Fred siguió aquella dirección.

El bosque se volvía más espeso, y los árboles más jóvenes, muy apretados. Como un sabueso, Boyette levantaba la mano y señalaba. Fred Pryor apagó el motor. La partida se esparció por el terreno en busca de un neumático de tractor, o lo que fuera. Una lata de cerveza hizo saltar uno de los detectores, y por unos instantes la tensión sufrió un aumento brusco. Pasó un pequeño avión, volando bajo. Todos se quedaron muy quietos, como si alguien los vigilase.

– Boyette -dijo Robbie-, ¿recuerda si la tumba está debajo de los árboles o en una zona despejada?

Parecía una pregunta razonable.

– Creo que más bien despejada -contestó Boyette-, pero en nueve años han crecido los árboles.

– Genial -masculló Robbie, antes de seguir pisoteando hierba con la mirada fija en el suelo, como si tuviera la pista perfecta a un solo paso.

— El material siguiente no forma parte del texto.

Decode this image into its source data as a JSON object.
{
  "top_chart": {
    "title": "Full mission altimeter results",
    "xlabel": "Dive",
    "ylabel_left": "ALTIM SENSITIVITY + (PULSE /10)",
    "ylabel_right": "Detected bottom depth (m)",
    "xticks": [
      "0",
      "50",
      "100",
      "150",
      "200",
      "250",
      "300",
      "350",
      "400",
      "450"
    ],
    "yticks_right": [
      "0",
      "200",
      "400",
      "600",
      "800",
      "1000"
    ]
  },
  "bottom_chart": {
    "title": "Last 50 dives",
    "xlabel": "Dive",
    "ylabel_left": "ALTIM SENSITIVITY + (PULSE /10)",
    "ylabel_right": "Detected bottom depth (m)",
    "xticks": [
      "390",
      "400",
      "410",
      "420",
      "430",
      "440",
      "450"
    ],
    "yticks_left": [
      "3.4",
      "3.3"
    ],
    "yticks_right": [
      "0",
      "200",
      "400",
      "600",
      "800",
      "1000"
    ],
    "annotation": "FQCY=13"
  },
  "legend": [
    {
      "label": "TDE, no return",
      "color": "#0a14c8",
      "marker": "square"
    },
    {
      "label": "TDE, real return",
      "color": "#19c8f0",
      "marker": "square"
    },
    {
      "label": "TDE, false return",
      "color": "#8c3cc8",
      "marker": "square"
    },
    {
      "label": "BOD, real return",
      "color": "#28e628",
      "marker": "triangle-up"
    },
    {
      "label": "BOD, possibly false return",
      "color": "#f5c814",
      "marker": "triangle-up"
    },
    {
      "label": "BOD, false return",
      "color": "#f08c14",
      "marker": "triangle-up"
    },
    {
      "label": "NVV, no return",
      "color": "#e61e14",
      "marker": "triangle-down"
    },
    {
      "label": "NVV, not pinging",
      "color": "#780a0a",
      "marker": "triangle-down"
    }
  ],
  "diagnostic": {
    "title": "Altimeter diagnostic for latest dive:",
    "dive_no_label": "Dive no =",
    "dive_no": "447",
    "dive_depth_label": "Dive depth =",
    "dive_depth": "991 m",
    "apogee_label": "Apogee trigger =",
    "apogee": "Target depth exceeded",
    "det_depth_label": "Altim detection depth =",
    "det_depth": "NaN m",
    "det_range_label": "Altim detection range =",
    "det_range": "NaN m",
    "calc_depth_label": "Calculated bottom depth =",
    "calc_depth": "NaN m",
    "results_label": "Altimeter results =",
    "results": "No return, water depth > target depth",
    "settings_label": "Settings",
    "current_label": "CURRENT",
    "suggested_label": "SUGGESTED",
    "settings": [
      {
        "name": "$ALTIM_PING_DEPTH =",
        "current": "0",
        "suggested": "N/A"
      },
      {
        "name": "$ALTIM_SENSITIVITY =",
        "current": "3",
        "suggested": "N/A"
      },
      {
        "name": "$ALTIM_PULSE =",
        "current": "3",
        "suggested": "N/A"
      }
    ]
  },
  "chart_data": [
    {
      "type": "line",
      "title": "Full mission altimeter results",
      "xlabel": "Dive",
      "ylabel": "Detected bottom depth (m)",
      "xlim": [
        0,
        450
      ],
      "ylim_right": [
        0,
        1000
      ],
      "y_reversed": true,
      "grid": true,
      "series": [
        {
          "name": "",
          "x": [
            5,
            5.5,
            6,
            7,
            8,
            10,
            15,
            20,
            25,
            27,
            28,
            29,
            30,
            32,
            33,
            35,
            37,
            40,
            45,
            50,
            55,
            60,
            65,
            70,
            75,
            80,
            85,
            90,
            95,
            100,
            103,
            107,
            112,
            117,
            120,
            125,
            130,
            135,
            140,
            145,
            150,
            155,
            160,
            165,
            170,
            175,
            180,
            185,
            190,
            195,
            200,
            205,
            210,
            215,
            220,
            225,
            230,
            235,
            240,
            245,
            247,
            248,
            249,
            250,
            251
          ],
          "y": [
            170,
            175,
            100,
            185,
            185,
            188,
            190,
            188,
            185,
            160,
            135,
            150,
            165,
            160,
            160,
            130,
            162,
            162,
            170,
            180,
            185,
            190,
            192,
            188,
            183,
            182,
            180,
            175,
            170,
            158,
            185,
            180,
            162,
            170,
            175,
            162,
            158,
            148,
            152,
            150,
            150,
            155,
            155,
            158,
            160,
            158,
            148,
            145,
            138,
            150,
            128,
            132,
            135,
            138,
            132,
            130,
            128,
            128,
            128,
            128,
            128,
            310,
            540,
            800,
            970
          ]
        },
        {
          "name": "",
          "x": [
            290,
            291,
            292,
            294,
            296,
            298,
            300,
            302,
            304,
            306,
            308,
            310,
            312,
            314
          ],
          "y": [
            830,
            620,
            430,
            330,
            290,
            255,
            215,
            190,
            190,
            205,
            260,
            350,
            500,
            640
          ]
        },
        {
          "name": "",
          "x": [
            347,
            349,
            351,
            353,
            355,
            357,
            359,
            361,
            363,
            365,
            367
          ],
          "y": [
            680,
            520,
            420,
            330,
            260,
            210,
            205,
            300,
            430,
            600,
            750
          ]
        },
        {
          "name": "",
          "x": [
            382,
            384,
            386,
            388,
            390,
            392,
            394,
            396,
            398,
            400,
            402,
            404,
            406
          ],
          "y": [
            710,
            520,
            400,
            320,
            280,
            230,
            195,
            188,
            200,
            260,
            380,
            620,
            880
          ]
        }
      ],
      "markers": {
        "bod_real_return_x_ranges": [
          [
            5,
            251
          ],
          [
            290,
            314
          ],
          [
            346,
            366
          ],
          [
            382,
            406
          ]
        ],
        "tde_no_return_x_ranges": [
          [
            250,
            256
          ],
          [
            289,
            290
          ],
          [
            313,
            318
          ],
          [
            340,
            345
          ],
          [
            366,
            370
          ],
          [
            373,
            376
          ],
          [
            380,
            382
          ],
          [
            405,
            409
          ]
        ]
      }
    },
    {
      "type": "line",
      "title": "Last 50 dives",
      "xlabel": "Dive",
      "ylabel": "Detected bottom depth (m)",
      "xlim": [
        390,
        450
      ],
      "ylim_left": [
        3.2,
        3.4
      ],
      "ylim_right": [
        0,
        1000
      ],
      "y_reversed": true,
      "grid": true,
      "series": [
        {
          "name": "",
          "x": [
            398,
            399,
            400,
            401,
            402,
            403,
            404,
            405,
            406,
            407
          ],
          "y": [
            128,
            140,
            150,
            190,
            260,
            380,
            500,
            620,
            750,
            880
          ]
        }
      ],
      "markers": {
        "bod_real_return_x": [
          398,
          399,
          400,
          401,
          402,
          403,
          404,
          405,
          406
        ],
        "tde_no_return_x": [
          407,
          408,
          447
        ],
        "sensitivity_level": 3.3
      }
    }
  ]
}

– No es aquí -dijo Boyette después de media hora-. Sigamos.

Segundo intento.

Keith se encogió en la parte trasera de la camioneta. Robbie y él se miraban, como si ambos dijeran: «Hemos hecho el tonto», pero ninguno de los dos habló. No hablaban porque no había absolutamente nada que decir. Mil pensamientos les rondaban por la cabeza.

El camino giraba. En la siguiente recta, Boyette volvió a señalar.

– Es aquí -dijo, abriendo la puerta de golpe antes de que se apagase el motor.

Se lanzó a un claro de hierba que le llegaba hasta la cintura, mientras los demás lo seguían corriendo. Keith dio unos cuantos pasos y se cayó al tropezar con algo. Al ponerse en pie y limpiarse de bichos y de hierbajos, vio qué le había hecho tropezar: los restos de un neumático de tractor, prácticamente hundido en la vegetación.